What is Elrond
A proof of stake blockchain for smart contract execution, first launched on Ethereum with the ERD token.
eGLD (ERD) token
Is the work token of the Elrond blockchain.
How eGLD (ERD) token works
It is used for staking on Elrond
- Validators earn tokens for operating as a node. (up to 36% APY)
- Delegators can delegate their stake to validators and earn tokens.
How Elrond works
Elrond uses a Secure Proof of Stake (SPoS) consensus, which randomly samples and reshuffles validators and based on data such as size of stake and node rating.
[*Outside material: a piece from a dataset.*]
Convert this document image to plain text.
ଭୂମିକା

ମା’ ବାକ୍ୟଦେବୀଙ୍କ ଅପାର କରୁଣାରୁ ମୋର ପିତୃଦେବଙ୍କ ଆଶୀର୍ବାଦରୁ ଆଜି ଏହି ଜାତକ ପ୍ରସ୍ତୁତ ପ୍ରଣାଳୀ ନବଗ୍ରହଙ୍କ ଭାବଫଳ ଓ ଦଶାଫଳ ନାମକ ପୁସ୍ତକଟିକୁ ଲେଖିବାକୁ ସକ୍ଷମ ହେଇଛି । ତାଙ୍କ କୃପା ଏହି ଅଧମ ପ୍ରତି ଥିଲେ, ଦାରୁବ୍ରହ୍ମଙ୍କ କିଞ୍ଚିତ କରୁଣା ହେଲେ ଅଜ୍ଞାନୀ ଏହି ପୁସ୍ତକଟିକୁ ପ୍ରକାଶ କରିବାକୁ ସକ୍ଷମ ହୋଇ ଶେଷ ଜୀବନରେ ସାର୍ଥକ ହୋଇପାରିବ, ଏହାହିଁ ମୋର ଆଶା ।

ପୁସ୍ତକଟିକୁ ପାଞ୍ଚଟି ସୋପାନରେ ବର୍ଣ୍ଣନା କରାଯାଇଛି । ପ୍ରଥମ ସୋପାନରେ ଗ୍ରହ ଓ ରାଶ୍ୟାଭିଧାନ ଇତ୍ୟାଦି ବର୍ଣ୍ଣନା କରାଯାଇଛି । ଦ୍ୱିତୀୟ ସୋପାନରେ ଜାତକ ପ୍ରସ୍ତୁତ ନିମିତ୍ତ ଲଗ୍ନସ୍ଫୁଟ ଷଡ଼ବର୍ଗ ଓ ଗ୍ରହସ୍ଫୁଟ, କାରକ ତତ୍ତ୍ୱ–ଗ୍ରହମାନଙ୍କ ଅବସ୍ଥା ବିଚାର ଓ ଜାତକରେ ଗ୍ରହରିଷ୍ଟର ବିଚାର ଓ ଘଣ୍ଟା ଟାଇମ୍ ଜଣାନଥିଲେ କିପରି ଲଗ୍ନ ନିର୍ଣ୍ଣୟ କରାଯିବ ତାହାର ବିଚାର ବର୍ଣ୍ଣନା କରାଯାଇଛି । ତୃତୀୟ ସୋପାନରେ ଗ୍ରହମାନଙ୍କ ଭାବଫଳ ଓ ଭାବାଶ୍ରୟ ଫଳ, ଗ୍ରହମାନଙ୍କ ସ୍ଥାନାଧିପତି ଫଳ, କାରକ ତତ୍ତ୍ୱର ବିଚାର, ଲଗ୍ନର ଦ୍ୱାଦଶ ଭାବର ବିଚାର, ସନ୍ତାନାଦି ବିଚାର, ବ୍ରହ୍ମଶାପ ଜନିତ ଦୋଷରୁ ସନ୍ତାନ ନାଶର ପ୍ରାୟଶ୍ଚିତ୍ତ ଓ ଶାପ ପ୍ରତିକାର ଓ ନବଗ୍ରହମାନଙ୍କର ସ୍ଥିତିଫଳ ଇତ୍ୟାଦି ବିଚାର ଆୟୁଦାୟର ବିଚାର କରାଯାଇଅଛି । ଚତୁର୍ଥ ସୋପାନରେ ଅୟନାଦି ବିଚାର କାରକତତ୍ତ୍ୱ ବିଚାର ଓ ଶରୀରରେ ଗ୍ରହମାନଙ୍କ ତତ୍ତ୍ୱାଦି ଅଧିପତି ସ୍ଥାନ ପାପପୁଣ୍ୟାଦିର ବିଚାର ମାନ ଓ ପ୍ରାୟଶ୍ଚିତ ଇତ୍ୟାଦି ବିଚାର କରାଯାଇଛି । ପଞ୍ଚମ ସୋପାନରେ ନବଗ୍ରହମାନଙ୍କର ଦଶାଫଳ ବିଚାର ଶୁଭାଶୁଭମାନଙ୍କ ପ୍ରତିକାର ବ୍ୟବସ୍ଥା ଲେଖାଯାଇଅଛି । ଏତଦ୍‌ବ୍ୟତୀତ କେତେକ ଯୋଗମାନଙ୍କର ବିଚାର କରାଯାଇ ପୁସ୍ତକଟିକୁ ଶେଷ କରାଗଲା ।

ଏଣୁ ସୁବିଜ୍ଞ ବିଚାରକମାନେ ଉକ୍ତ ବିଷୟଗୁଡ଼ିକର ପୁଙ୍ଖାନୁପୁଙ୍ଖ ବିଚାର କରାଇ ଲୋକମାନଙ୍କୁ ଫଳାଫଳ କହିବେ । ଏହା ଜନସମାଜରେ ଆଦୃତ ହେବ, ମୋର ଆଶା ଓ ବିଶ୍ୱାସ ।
- Performance: 15.000 current TPS, 6s block time, $0.001 tx cost, can scale beyond 100k (263k TPS in testnet)
- Developers: royalties – 30% SC gas returned to authors, full IDE, Rust framework with debugger
- Validators: 36% APR for running nodes, low system requirements
- Network setup: 2.169 nodes, with 4 shards
More on SPOS here.
eGLD token issuance
ERD tokens were gradually converted to eGLD tokens from 3rd September 2020 at a 1000:1 conversion rate. Thus, 1000 ERD became 1 eGLD.
- 20,000,000 tokens total supply (year 0).
- 11,415,927 tokens in validator rewards over 10 years (capped).
- 31,415,927 tokens maximum theoretical supply over 10 years.
Elrond’s deflationary “reduced issuance mechanism” means issuance diminishes as the transactions-per-second (TPS) rate goes up.